Vermögen wir die Geister, die wir riefen, nicht mehr zu bannen?
Sind unsere Politiker den Forderungen einer globalisierten Welt intellektuell gewachsen? Oder ist Anpassung an das Parteiprogramm wichtiger als das Wohl der Wähler? Regiert auch hier der Jugendwahn? Kommt jugendliche Dynamik unbesehen vor Erfahrung des Alters?
Ich glaube, dass eines der großen Probleme darin liegt, dass unsere sprachliche Verständigung versagt. Wir verstehen die eigene Sprache nicht mehr. Amts-und Juristendeutsch wird für Otto Normalverbraucher zunehmend unverständlich, die Computerfachsprache wird nur noch von Freaks verstanden, die Jungen verständigen sich in einem Vokabular, das alten Leuten unbekannt bleibt.
Als einziges Lebewesen verfügt der Mensch über die Sprache, um miteinander zu kommunizieren. In einem babylonischen Durcheinander von Fachsprachen aber droht jegliche Kommunikation unterzugehen. Als Mittel zur Verständigung scheint die Sprache immer unbrauchbarer zu werden
Statt qualitativ reden wir quantitativ, statt einfach und verständlich zu sagen, was uns freut, was uns ärgert, was uns Angst macht, ziehen wir vor zu quasseln, wir tauschen statt Gedanken lieber Worthülsen aus. Und wo es gar nicht mehr geht, behelfen wir uns mit Piktogrammen.
Bei einer Bundestagsdebatte kann einen nicht selten das schiere Grausen packen. Dieses schwarz-rotgoldene Gezänk ist nicht mehr des Volkes Stimme und wird vom Volk auch nicht mehr verstanden. Ich erinnere mich, wie einer der nationalsozialistischen Protagonisten im Reichstag das Parlament des deutschen
Volkes als »Quasselbude« bezeichnete. Manchmal kann ich mich des Eindrucks nicht erwehren, dass unsere Parlamente in Bund und Ländern nicht sonderlich daran interessiert sind, den Respekt der Menschen vor der Institution zu bewahren, die doch ihre Interessen vertritt.

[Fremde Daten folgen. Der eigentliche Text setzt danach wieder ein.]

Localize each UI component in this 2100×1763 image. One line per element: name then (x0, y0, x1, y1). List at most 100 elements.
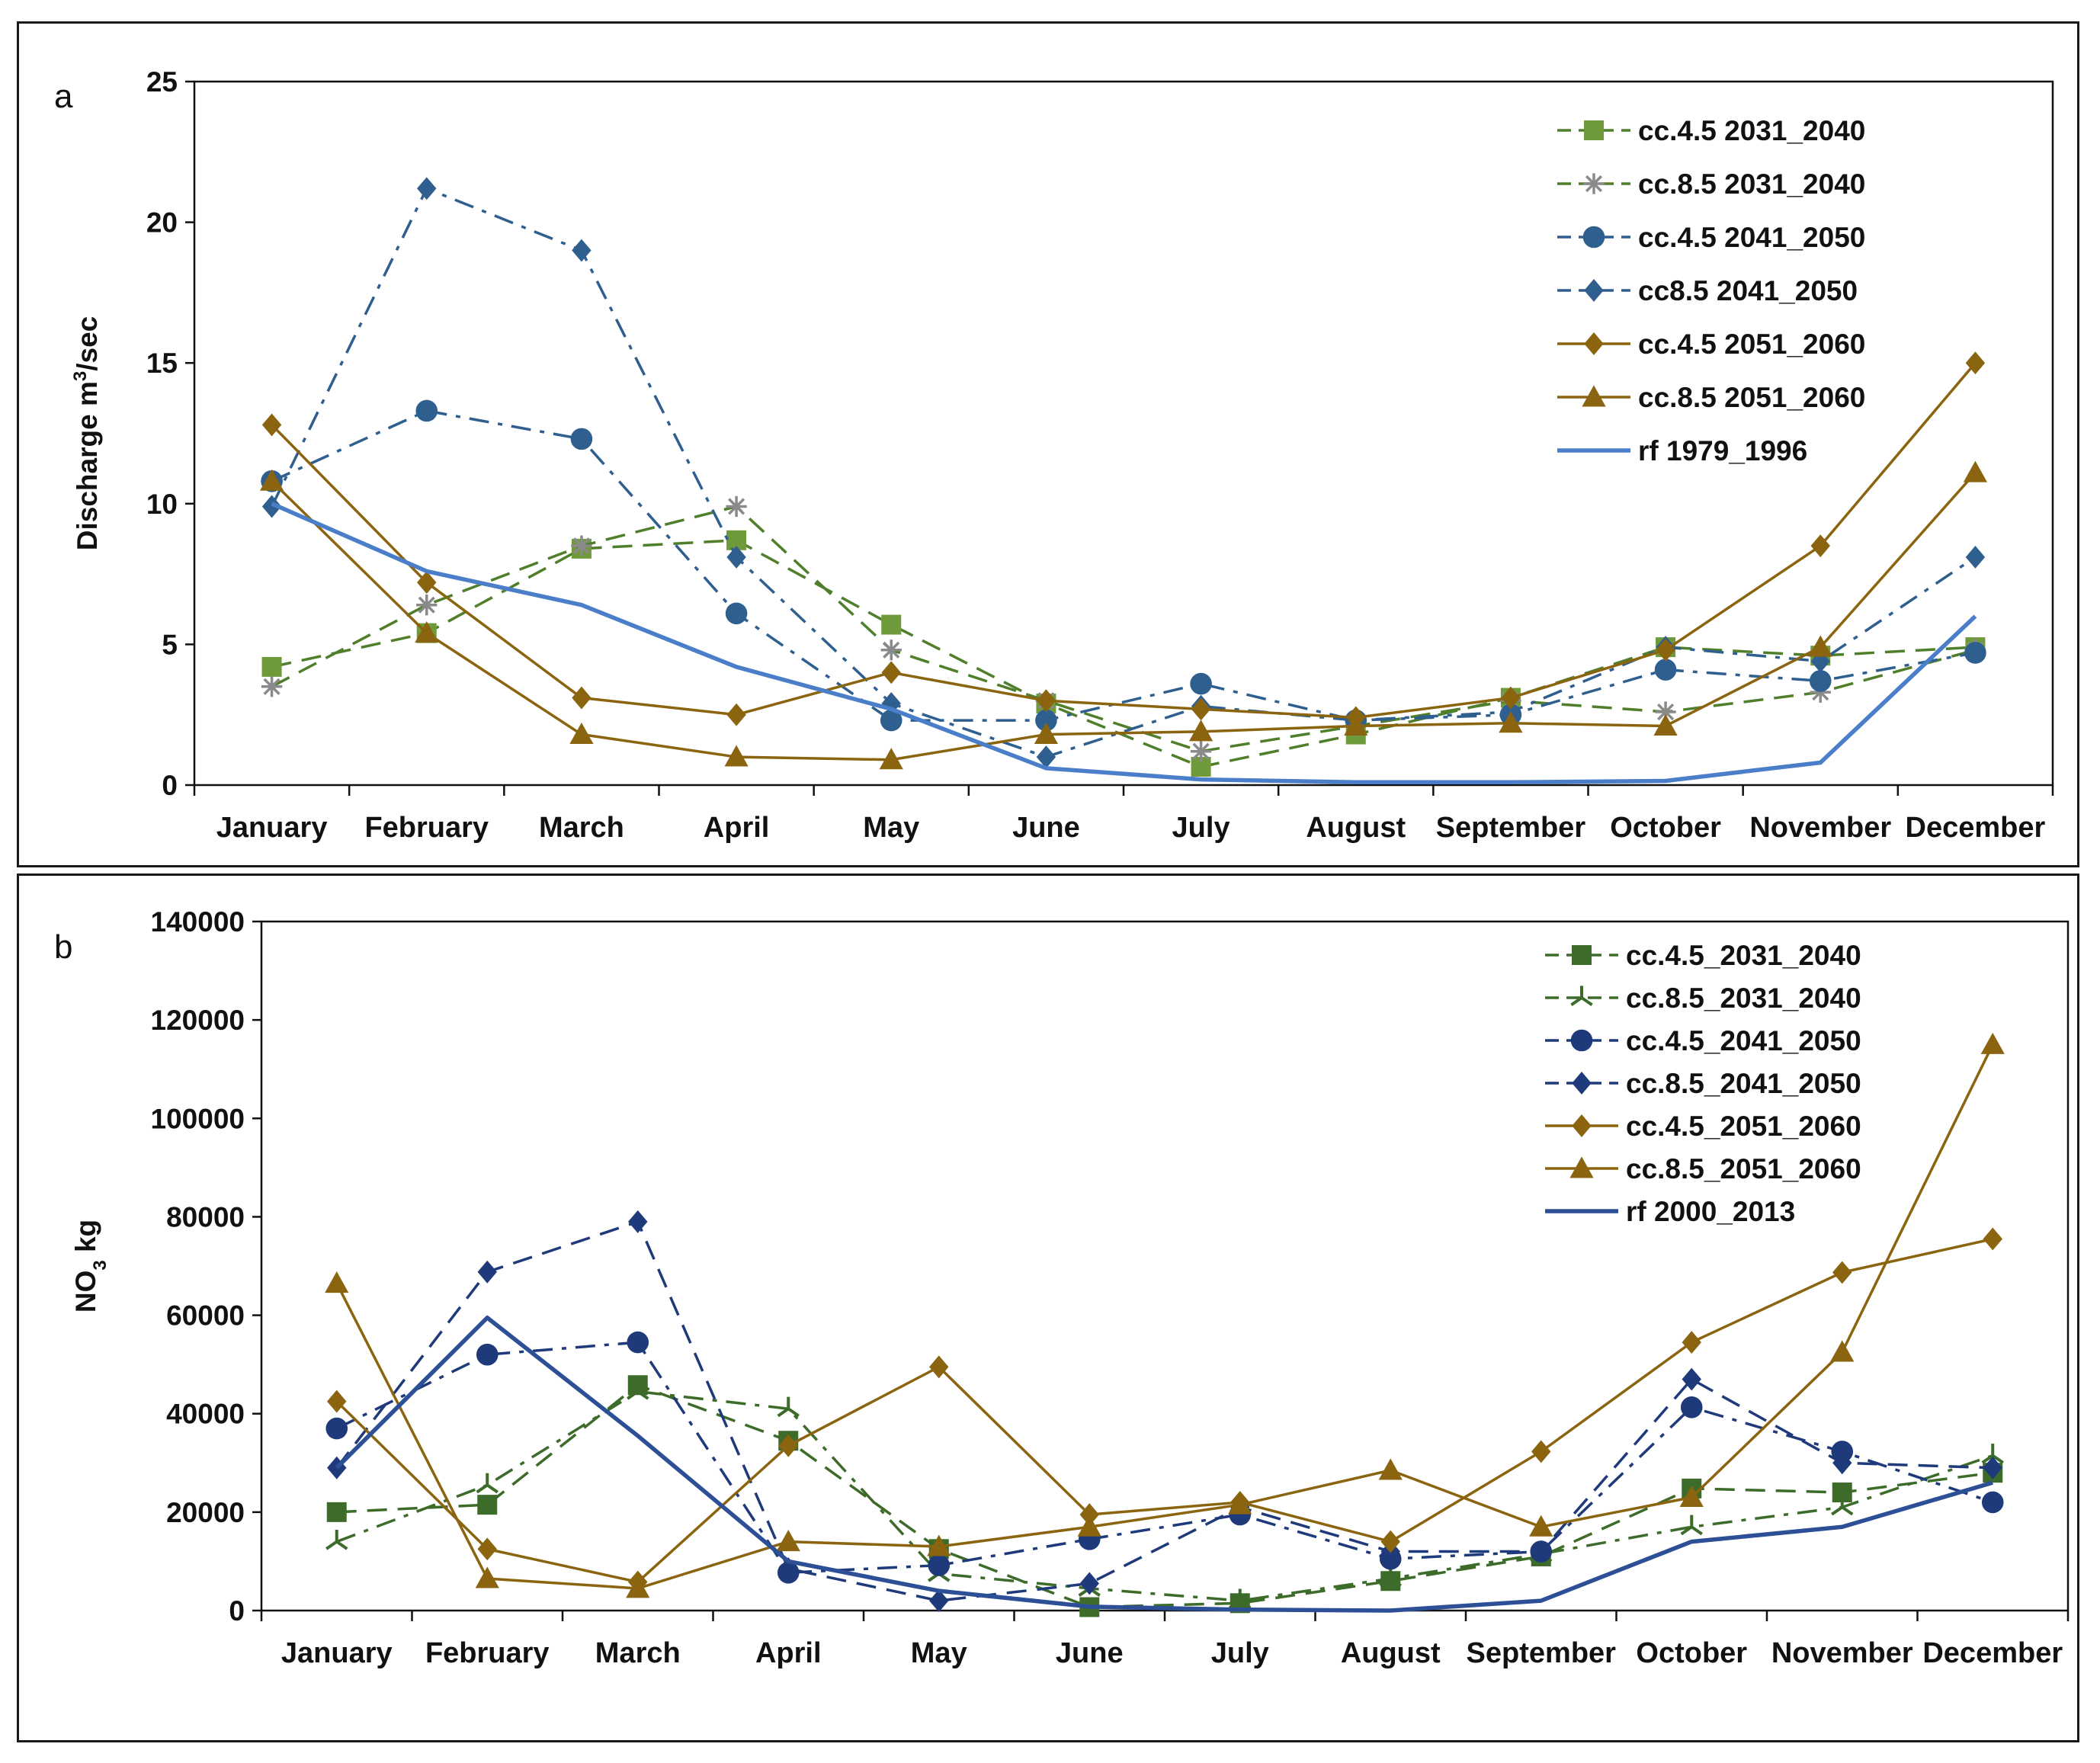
chart-b: 0 20000 40000 60000 80000 100000 120000 140000 J… (54, 906, 2070, 1669)
data-point (569, 722, 594, 745)
data-point (880, 639, 902, 661)
data-point (776, 1530, 800, 1552)
legend-marker (1569, 1156, 1594, 1178)
data-point (477, 1260, 497, 1284)
series-line (335, 1220, 1993, 1602)
series-line (271, 502, 1977, 785)
x-tick-label: July (1172, 812, 1230, 844)
chart-a: 0 5 10 15 20 25 January February March April May Ju… (54, 66, 2054, 844)
data-point (1965, 545, 1986, 569)
data-point (476, 1343, 499, 1366)
panel-label: a (54, 78, 73, 115)
data-point (1832, 1261, 1852, 1284)
x-tick-label: December (1922, 1637, 2063, 1669)
data-point (1077, 1515, 1101, 1537)
series-2 (261, 399, 1986, 732)
y-tick-label: 60000 (166, 1300, 245, 1332)
panel-label: b (54, 928, 72, 966)
series-6 (271, 502, 1977, 785)
data-point (477, 1495, 498, 1515)
data-point (415, 399, 438, 422)
x-tick-label: June (1012, 812, 1080, 844)
data-point (572, 239, 592, 262)
data-point (1531, 1440, 1551, 1463)
data-point (417, 177, 437, 200)
data-point (261, 413, 282, 437)
legend-label: cc.4.5 2051_2060 (1638, 329, 1865, 360)
data-point (1981, 1444, 2004, 1464)
x-tick-label: March (595, 1637, 681, 1669)
data-point (880, 709, 903, 732)
data-point (261, 676, 283, 697)
y-axis-label: NO3 kg (70, 1220, 111, 1313)
data-point (1499, 711, 1523, 733)
data-point (416, 595, 438, 616)
data-point (627, 1331, 649, 1354)
data-point (725, 602, 748, 625)
series-line (335, 1043, 1994, 1590)
data-point (1035, 709, 1057, 732)
legend-label: cc.4.5_2031_2040 (1626, 940, 1861, 971)
data-point (1809, 670, 1832, 692)
data-point (1653, 713, 1678, 736)
y-tick-label: 20 (146, 207, 178, 239)
data-point (415, 621, 439, 643)
data-point (261, 656, 282, 677)
legend-label: cc.4.5 2041_2050 (1638, 222, 1865, 253)
legend-label: cc.8.5 2051_2060 (1638, 382, 1865, 413)
data-point (724, 745, 749, 767)
y-tick-label: 20000 (166, 1497, 245, 1528)
data-point (726, 703, 746, 726)
series-line (335, 1237, 1993, 1584)
x-tick-label: February (425, 1637, 550, 1669)
y-tick-label: 25 (146, 66, 178, 98)
y-tick-label: 40000 (166, 1399, 245, 1430)
legend-label: cc.8.5_2051_2060 (1626, 1153, 1861, 1184)
data-point (1529, 1515, 1553, 1537)
x-tick-label: August (1306, 812, 1406, 844)
data-point (1964, 642, 1986, 664)
data-point (881, 661, 901, 684)
x-tick-label: June (1056, 1637, 1124, 1669)
legend-marker (1570, 1029, 1593, 1052)
data-point (261, 495, 282, 518)
legend-marker (1584, 120, 1604, 140)
data-point (1229, 1588, 1252, 1610)
series-4 (261, 351, 1986, 729)
data-point (1679, 1485, 1704, 1507)
x-tick-label: January (281, 1637, 393, 1669)
series-line (271, 472, 1977, 761)
data-point (627, 1380, 649, 1400)
data-point (1830, 1340, 1855, 1362)
legend-marker (1584, 279, 1604, 302)
series-3 (261, 177, 1986, 769)
legend-marker (1583, 173, 1605, 194)
series-line (335, 1341, 1993, 1575)
y-tick-label: 80000 (166, 1201, 245, 1232)
x-tick-label: September (1467, 1637, 1617, 1669)
data-point (327, 1456, 347, 1479)
data-point (626, 1576, 650, 1598)
data-point (1810, 534, 1830, 558)
data-point (1680, 1515, 1703, 1536)
data-point (628, 1210, 648, 1233)
data-point (572, 686, 592, 710)
legend-marker (1572, 945, 1592, 965)
data-point (1654, 659, 1677, 681)
data-point (1079, 1572, 1099, 1595)
data-point (726, 545, 746, 569)
series-5 (259, 460, 1988, 770)
legend-label: cc8.5 2041_2050 (1638, 275, 1858, 306)
series-6 (335, 1316, 1994, 1613)
y-tick-label: 100000 (151, 1103, 245, 1134)
legend-marker (1584, 332, 1604, 355)
data-point (1034, 722, 1059, 745)
data-point (1965, 351, 1986, 375)
data-point (417, 571, 437, 595)
legend-marker (1570, 986, 1593, 1007)
legend-marker (1572, 1114, 1592, 1137)
y-tick-label: 0 (229, 1595, 245, 1627)
series-3 (327, 1210, 2002, 1613)
data-point (325, 1530, 348, 1550)
panel-b: 0 20000 40000 60000 80000 100000 120000 140000 J… (17, 873, 2079, 1742)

Gedanken eines Zeitzeugen, der drei deutsche Staatsformen erlebt hat und davon überzeugt ist, dass unsere Bundesrepublik Deutschland das Beste ist, was die neuere Geschichte unseres Volkes aufzuweisen hat? Oder Gedanken eines Bürgers, der Angst hat, dass sich Geschichte, entgegen verbreiteter Meinung, doch wiederholen kann?
Oder sind es nur Gedanken eines alten Mannes, Angehöriger einer Generation, die glaubt, alles besser zu wissen, und aus Langeweile gern an der Gegenwart herumnörgelt?
Altwerden ist nichts für Feiglinge
Am 30. Januar 2010 verlieh die Programmzeitschrift HÖRZU den sicher wertvollsten deutschen Medienpreis: Die Goldene Kamera. Für die Kategorie »Lebensleistung« hat sich die Jury für mich entschieden.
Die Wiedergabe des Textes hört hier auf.